Figure 3. Estimated regression line of the excursion of the diaphragm on BMI or tidal volume. (a) Association between BMI and excursion of the right diaphragm. (b) Association between BMI and excursion of the left diaphragm. (c) Association between tidal volume and excursion of the right diaphragm. (d) Association between tidal volume and excursion of the left diaphragm. Lines show estimated regression (a–d). tropisetron All scatterplots show correlations (P < 0.05). BMI, body mass index.Figure optionsDownload full-size imageDownload high-quality image (226 K)Download as PowerPoint slide

Multivariate Analysis of Associations Between the Excursions and Participants\’ Demographics

Multiple linear regression analysis using all variables as factors (Model 1) demonstrated that weight, BMI, and tidal volume were independently associated with the bilateral excursion of the diaphragms (all P < 0.05) after adjusting for other clinical variables, including age, gender, smoking history, height, VC, %VC, FEV1, FEV1%, and %FEV1. There were no significant associations between the excursion of the diaphragms and variables including age, gender, smoking history, height, VC, %VC, FEV1, FEV1%, and %FEV1 (Table 4). Additionally, a multiple linear regression model using age, gender, BMI, tidal volume, VC, FEV1, and smoking history as factors (Model 2) was also fit as a sensitivity analysis, taking into account the correlation among variables (eg, BMI, height, and weight; VC and %VC; FEV1, FEV1%, and %FEV1). Model 2 (Supplementary Data S1) gave results consistent with Model 1 (Table 4): higher### BMI and higher tidal volume were independently associated with the increased bilateral excursion of the diaphragms (all P < 0.05). The adjusted R2 in Model 1 was numerically higher than that in Model 2 (right, 0.19 vs. 0.16, respectively; left, 0.16 vs. 0.13, respectively).

In order to achieve this science can benefit from

In order to achieve this, science can benefit from a large body of existing literature on the quality of new modes of research.
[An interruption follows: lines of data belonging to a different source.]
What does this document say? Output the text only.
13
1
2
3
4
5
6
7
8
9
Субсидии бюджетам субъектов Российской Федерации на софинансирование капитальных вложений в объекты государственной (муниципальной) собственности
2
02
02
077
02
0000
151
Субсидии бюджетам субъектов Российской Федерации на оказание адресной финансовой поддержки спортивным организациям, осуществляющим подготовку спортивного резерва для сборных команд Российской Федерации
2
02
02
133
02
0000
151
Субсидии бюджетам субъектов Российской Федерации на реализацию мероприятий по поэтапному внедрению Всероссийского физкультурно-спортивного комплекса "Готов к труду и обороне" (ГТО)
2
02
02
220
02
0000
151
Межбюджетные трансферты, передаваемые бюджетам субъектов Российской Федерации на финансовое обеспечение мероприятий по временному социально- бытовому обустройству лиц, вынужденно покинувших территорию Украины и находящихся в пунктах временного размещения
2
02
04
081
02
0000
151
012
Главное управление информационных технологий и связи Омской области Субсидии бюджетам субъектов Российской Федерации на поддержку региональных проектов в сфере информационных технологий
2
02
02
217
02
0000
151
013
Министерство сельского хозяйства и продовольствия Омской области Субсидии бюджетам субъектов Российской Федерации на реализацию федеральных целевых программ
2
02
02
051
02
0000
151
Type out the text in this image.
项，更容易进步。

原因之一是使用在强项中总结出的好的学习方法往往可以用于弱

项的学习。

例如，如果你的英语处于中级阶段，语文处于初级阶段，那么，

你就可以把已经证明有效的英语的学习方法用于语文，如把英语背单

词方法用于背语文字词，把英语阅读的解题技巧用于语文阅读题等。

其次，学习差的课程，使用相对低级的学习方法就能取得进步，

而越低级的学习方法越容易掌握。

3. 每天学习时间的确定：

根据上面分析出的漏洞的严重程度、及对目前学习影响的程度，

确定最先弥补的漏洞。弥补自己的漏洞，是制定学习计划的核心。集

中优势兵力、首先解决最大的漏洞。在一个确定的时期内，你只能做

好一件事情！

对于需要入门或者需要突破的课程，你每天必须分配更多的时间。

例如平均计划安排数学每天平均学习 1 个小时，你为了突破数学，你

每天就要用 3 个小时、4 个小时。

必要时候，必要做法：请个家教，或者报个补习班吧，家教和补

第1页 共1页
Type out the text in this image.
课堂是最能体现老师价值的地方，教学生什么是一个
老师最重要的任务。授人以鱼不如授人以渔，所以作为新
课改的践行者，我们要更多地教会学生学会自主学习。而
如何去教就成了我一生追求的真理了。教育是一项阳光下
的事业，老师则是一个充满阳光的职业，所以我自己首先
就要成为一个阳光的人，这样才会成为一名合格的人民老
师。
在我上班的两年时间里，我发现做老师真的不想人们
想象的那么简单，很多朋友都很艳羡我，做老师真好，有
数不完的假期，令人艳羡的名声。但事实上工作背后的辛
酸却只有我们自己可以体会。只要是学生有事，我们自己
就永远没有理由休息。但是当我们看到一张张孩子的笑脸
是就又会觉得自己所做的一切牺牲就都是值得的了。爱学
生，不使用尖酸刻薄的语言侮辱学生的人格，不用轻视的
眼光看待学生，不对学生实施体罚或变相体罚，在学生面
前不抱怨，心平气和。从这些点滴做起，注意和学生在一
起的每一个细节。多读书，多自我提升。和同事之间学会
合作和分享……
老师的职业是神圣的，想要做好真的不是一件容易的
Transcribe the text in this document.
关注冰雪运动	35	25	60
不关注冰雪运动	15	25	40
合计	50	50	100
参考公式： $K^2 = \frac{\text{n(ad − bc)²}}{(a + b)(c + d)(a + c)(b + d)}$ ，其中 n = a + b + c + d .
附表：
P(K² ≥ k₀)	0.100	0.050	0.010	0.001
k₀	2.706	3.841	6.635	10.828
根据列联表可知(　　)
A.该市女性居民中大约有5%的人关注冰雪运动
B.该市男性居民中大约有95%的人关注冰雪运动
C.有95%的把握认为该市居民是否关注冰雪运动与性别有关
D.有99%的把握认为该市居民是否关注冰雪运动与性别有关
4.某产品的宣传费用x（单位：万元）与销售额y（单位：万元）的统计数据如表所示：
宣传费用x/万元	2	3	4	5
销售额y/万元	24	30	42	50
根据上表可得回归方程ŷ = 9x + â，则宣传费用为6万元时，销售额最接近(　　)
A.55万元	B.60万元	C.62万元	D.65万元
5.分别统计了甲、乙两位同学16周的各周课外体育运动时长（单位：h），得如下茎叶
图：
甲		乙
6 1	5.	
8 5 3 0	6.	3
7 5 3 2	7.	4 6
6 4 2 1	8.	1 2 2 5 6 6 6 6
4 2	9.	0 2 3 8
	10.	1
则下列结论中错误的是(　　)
Our impression, however, is that the relevant discourses about inter- and transdisciplinarity, sustainability science, team science, participatory research or post-normal science largely run parallel to each other. It is our conviction that exchange and systematic comparison between these different discourses would be beneficial, not only in terms of quality assurance but also with respect to creating a momentum for the proliferation of a critical and self-reflexive transdisciplinarity.
1. Context: a collective mind in a changing world
A rapidly changing world with its major shifts in electronic communication has put the standard 20th century construction of knowledge to the test (Gibbons et al., 1994). In this tropisetron changing world of global warming, ethnic violence, increasing pollution, and food insecurity, a positive future for humankind has become increasingly hard to imagine. On the other hand, global flows of people, natural resources, finance, and ideas offer a wide range of possible futures, both positive and negative (Falk, 1999). The sum of the changes produces transformational change: business will not be as usual, tomorrow will not be the same as yesterday. The transformational changes in both society and environment mean that the future remains chaotic and uncertain and knowledge about the future is under review (Nowotny, Scott, & Gibbons, 2001).
Yet accounts of the future continue to present contrasting courses of action, moving towards a self-sufficient utopia in which all will be well (Hopkins, 2008 and Hopkins, 2012)1 as against moving to prevent a catastrophic dystopia in which human-initiated changes make the planet uninhabitable (for example, Diamond, 2006). Such futures thinking remains in line with the long-dominant compartmentalised form of knowledge construction, a forced choice between opposites, packaged within the tropisetron academic disciplines and seeking certainty (Meadows, Meadows, & Randers, 1992). Healing the divisions created by genes polarised thinking requires access to a more comprehensive system of thought within a hopeful vision of a world not so divided.